O processo sobre o contrato de locação do imóvel situado à Rua do Comércio, n°s: 21, 41 e 53, Centro, Maceió/AL espera decisão da Justiça para ser finalizado. O problema começou com o atraso do envio dos documentos obrigatórios para celebração do contrato de locação e, posteriormente, com a decisão dos proprietários de judicializar a relação contratual.

A Administração Pública Municipal segue os trâmites burocráticos e preceitos legais e em razão do envio dos documentos de responsabilidade dos locadores/proprietários, não pode concluir o procedimento de renovação do contrato de locação em tempo hábil, realizando pagamento indenizatório que envolve a apuração administrativa própria.

A Prefeitura Municipal de Maceió se mantém a disposição dos proprietários/locadores para manter um diálogo, cabendo a este a definição da esfera administrativa ou judicial para solucionar este caso.

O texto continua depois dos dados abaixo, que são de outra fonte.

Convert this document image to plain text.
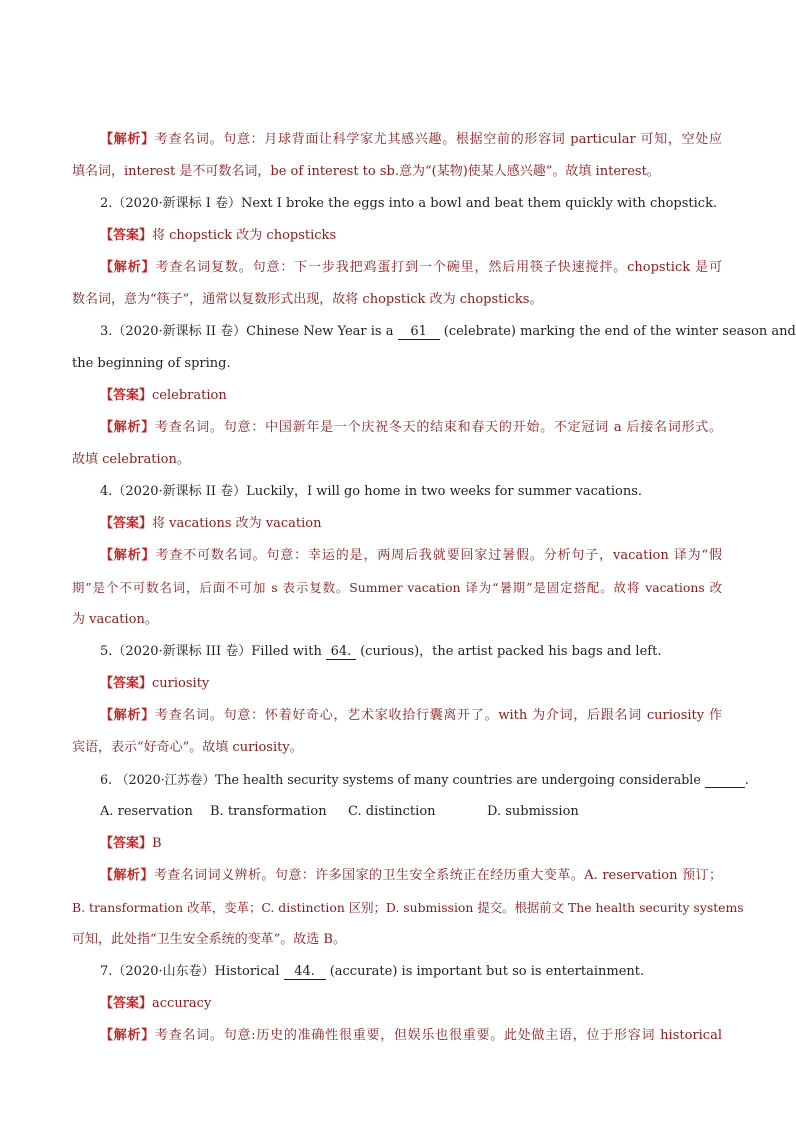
【解析】考查名词。句意：月球背面让科学家尤其感兴趣。根据空前的形容词 particular 可知，空处应
填名词，interest 是不可数名词，be of interest to sb.意为“(某物)使某人感兴趣”。故填 interest。
2.（2020·新课标 I 卷）Next I broke the eggs into a bowl and beat them quickly with chopstick.
【答案】将 chopstick 改为 chopsticks
【解析】考查名词复数。句意：下一步我把鸡蛋打到一个碗里，然后用筷子快速搅拌。chopstick 是可
数名词，意为“筷子”，通常以复数形式出现，故将 chopstick 改为 chopsticks。
3.（2020·新课标 II 卷）Chinese New Year is a 61 (celebrate) marking the end of the winter season and
the beginning of spring.
【答案】celebration
【解析】考查名词。句意：中国新年是一个庆祝冬天的结束和春天的开始。不定冠词 a 后接名词形式。
故填 celebration。
4.（2020·新课标 II 卷）Luckily，I will go home in two weeks for summer vacations.
【答案】将 vacations 改为 vacation
【解析】考查不可数名词。句意：幸运的是，两周后我就要回家过暑假。分析句子，vacation 译为“假
期”是个不可数名词，后面不可加 s 表示复数。Summer vacation 译为“暑期”是固定搭配。故将 vacations 改
为 vacation。
5.（2020·新课标 III 卷）Filled with 64. (curious)，the artist packed his bags and left.
【答案】curiosity
【解析】考查名词。句意：怀着好奇心，艺术家收拾行囊离开了。with 为介词，后跟名词 curiosity 作
宾语，表示“好奇心”。故填 curiosity。
6. （2020·江苏卷）The health security systems of many countries are undergoing considerable	.
A. reservation B. transformation C. distinction	D. submission
【答案】B
【解析】考查名词词义辨析。句意：许多国家的卫生安全系统正在经历重大变革。A. reservation 预订；
B. transformation 改革，变革；C. distinction 区别；D. submission 提交。根据前文 The health security systems
可知，此处指“卫生安全系统的变革”。故选 B。
7.（2020·山东卷）Historical 44. (accurate) is important but so is entertainment.
【答案】accuracy
【解析】考查名词。句意:历史的准确性很重要，但娱乐也很重要。此处做主语，位于形容词 historical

Camelôs protestam contra inadimplência da prefeitura
Cansados de esperar por uma resposta concreta da Prefeitura de Maceió sobre o futuro dos ambulantes que comercializam no estacionamento da Praça dos Palmares, no bairro do Centro, em Maceió, foram às ruas na quinta-feira, 29, para protestar e pedir o fim do impasse entre o poder público e a categoria. É que por falta de pagamento do local que ocupam, eles podem ser despejados a qualquer momento.

Segundo o presidente da Associação de Camelôs de Maceió, Rosivaldo Moura, os trabalhadores foram colocados no espaço pelo poder público que vinha honrando o compromisso de pagar ao proprietário do estacionamento. No entanto, disse, há cerca de um ano e nove meses o município deixou de honrar seu compromisso ao atrasar o pagamento. “Não invadimos lugar nenhum. Fomos colocados lá, agora exigimos uma posição do poder público para que possamos continuar trabalhando”, reclamou.

Rosivaldo disse ainda que já participou de reuniões com técnicos da prefeitura e o proprietário do estacionamento, mas a promessa fica só na conversa ou proposta inaceitável. “A gente defende o direito de cada um, mas o povo não pode ser penalizado por uma irresponsabilidade de quem deveria honrar seu compromisso”, desabafou.

Ele esclarece que o ato é uma forma de tornar público a situação e que a população entenda o lado dos ambulantes. “Muitas famílias dependem daquele espaço para sobreviver. Uns são fixos e outros vieram depois que desocuparam o Centro da cidade. Se perderem este espaço para onde vão?, questionou Moura.